Wednesday, July 15, 2015

Funny Pages v. 2 #1

By now, an attentive reader might notice that I prefer the early output of Dell to some of its competitors. I've got to review some great Dell issues lately, so it was almost painful to go back to Centaur today.

But this issue does have some interesting pricing information. Could you really, as Simpy does, get a chicken dinner for 50 cents in the 1930s? I've seen a 1940s menu with a turkey dinner for $1 in it, so this isn't too incredible.

I thought this page was interesting because, while it's easy to find information about what 1930s circuses were like, but finding the prices at the circus is tougher. Here we see a $1 entrance fee, which seems believable to me.

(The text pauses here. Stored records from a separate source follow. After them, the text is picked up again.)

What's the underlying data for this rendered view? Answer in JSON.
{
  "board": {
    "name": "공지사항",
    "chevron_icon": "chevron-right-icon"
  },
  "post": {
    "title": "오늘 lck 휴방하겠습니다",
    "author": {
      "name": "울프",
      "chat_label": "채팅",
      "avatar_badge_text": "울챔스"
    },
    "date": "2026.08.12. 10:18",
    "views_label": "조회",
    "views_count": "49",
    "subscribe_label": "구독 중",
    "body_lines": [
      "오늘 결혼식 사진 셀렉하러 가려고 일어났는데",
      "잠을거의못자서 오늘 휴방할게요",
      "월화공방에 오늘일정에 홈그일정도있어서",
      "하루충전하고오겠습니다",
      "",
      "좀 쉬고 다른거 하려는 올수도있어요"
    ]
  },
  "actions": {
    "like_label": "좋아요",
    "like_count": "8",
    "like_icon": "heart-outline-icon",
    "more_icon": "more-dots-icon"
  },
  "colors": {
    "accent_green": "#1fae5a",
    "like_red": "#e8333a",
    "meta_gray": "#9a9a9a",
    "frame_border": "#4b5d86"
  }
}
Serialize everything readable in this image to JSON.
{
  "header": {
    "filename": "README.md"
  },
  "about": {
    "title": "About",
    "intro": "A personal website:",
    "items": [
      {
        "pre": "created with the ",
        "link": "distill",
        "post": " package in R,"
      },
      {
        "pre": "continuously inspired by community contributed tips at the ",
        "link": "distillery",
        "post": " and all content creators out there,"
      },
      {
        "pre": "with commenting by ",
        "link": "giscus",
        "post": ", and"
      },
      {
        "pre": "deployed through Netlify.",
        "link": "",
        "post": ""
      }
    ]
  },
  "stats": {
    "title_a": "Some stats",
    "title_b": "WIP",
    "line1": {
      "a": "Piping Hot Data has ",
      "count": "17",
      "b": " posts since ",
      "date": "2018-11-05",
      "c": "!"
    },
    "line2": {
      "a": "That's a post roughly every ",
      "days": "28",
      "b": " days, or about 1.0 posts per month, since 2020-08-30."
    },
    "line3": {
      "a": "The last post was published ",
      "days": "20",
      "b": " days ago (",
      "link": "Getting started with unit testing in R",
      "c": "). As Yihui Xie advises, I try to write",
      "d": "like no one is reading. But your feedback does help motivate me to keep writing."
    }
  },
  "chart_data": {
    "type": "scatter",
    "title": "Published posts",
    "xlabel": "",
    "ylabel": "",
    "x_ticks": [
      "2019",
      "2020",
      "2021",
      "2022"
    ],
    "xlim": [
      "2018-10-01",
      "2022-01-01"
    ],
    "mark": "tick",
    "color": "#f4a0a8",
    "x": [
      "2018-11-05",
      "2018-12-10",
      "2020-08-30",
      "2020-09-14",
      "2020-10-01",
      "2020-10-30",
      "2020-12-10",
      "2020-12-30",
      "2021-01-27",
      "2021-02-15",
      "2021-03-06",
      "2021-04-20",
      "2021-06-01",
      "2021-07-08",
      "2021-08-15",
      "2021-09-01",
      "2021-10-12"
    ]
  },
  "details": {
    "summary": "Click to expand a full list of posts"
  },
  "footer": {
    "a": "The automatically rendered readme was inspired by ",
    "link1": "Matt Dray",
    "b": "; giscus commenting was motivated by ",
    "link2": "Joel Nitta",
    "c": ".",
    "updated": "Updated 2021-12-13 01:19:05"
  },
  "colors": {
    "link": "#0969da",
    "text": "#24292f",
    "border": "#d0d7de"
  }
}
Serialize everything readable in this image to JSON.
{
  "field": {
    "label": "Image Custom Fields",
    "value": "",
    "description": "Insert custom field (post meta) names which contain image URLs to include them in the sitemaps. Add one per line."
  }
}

Oh sure, Centaur got some material of quality from the Chesler Studio, but they were too cheap to buy enough to fill a book with. So you'd get maybe 50 pages of filler around an exciting one-shot drama/mystery like "Devil of the Deep".

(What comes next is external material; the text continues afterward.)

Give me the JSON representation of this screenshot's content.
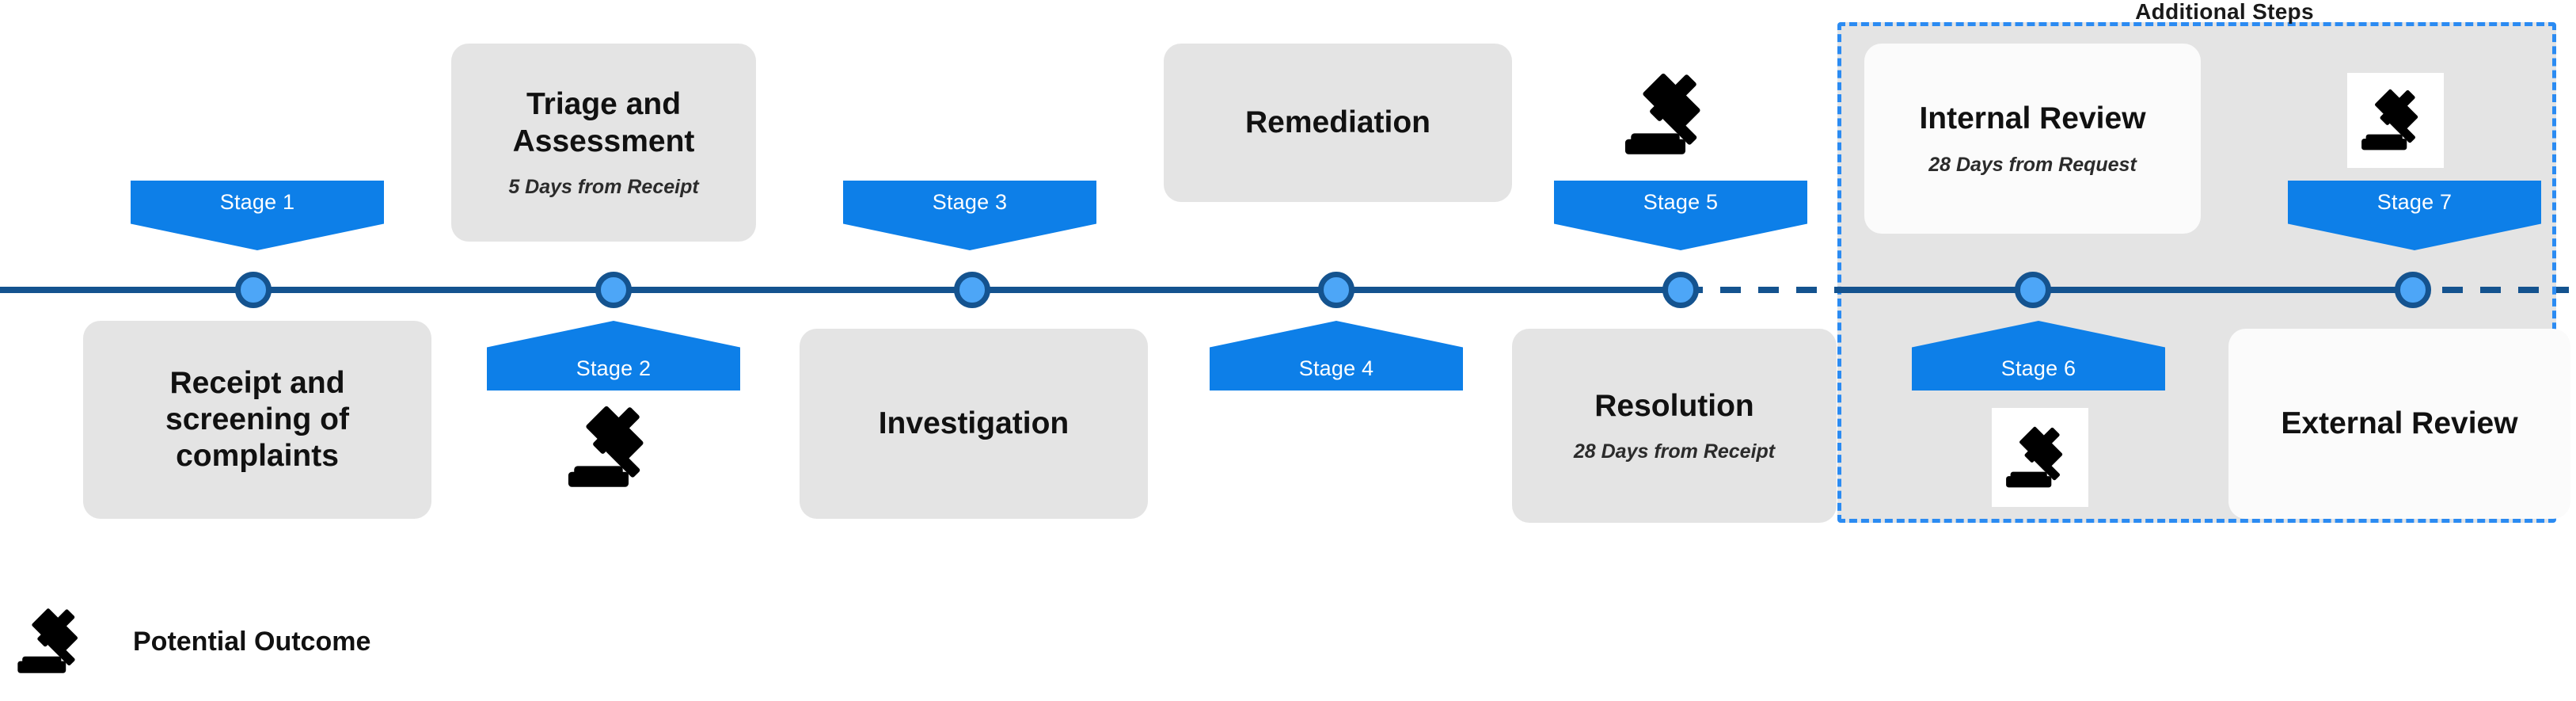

One of the benefits of gaming "in" a visual medium like comic books is that you can use these images as visual aides for your players. Take the diving suit disguised here to look like a devil; this is a way to take a mundane trophy and dress it up as something "new" and cool.

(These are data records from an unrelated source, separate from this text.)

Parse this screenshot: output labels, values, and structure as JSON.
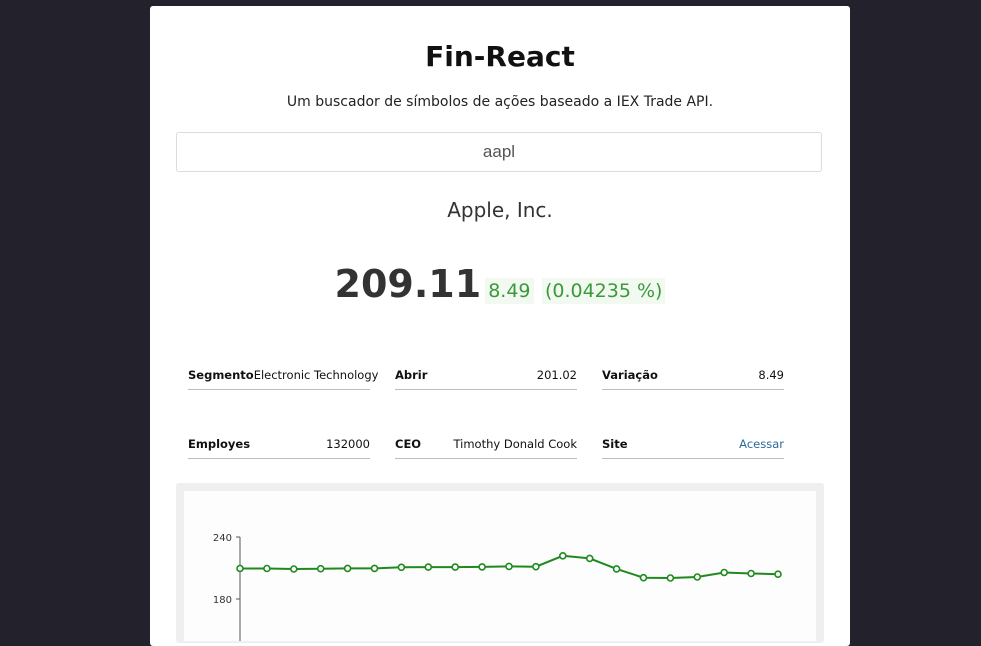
{
  "app": {
    "title": "Fin-React",
    "subtitle": "Um buscador de símbolos de ações baseado a IEX Trade API."
  },
  "search": {
    "value": "aapl"
  },
  "quote": {
    "company": "Apple, Inc.",
    "price": "209.11",
    "change": "8.49",
    "change_percent": "(0.04235 %)"
  },
  "info": {
    "segment": {
      "label": "Segmento",
      "value": "Electronic Technology"
    },
    "open": {
      "label": "Abrir",
      "value": "201.02"
    },
    "variation": {
      "label": "Variação",
      "value": "8.49"
    },
    "employees": {
      "label": "Employes",
      "value": "132000"
    },
    "ceo": {
      "label": "CEO",
      "value": "Timothy Donald Cook"
    },
    "site": {
      "label": "Site",
      "value": "Acessar"
    }
  },
  "colors": {
    "background": "#23222c",
    "positive": "#3a9a3a",
    "line": "#1e8a1e",
    "link": "#2b6a9a"
  },
  "chart_data": {
    "type": "line",
    "y_ticks": [
      "240",
      "180"
    ],
    "ylim": [
      180,
      240
    ],
    "series": [
      {
        "values": [
          209.5,
          209.5,
          209.0,
          209.3,
          209.6,
          209.6,
          210.7,
          210.9,
          210.9,
          211.1,
          211.5,
          211.3,
          221.8,
          219.3,
          209.1,
          200.6,
          200.3,
          201.3,
          205.6,
          204.7,
          204.0
        ]
      }
    ],
    "grid": false
  }
}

And then there's the bends. I'd rather not attach a lot of game mechanics -- or science -- to that, since the bends are seldom displayed accurately in comic books. Maybe a diving Hero who surfaces too fast should take 1d6 points of damage (without the benefit of a save), but it's up to the Editor how fast is "too fast".

And one last pricing example -- my research shows that $15 was not all that unlikely a resale value for cars in the 1930s-40s; they depreciated in value very quickly.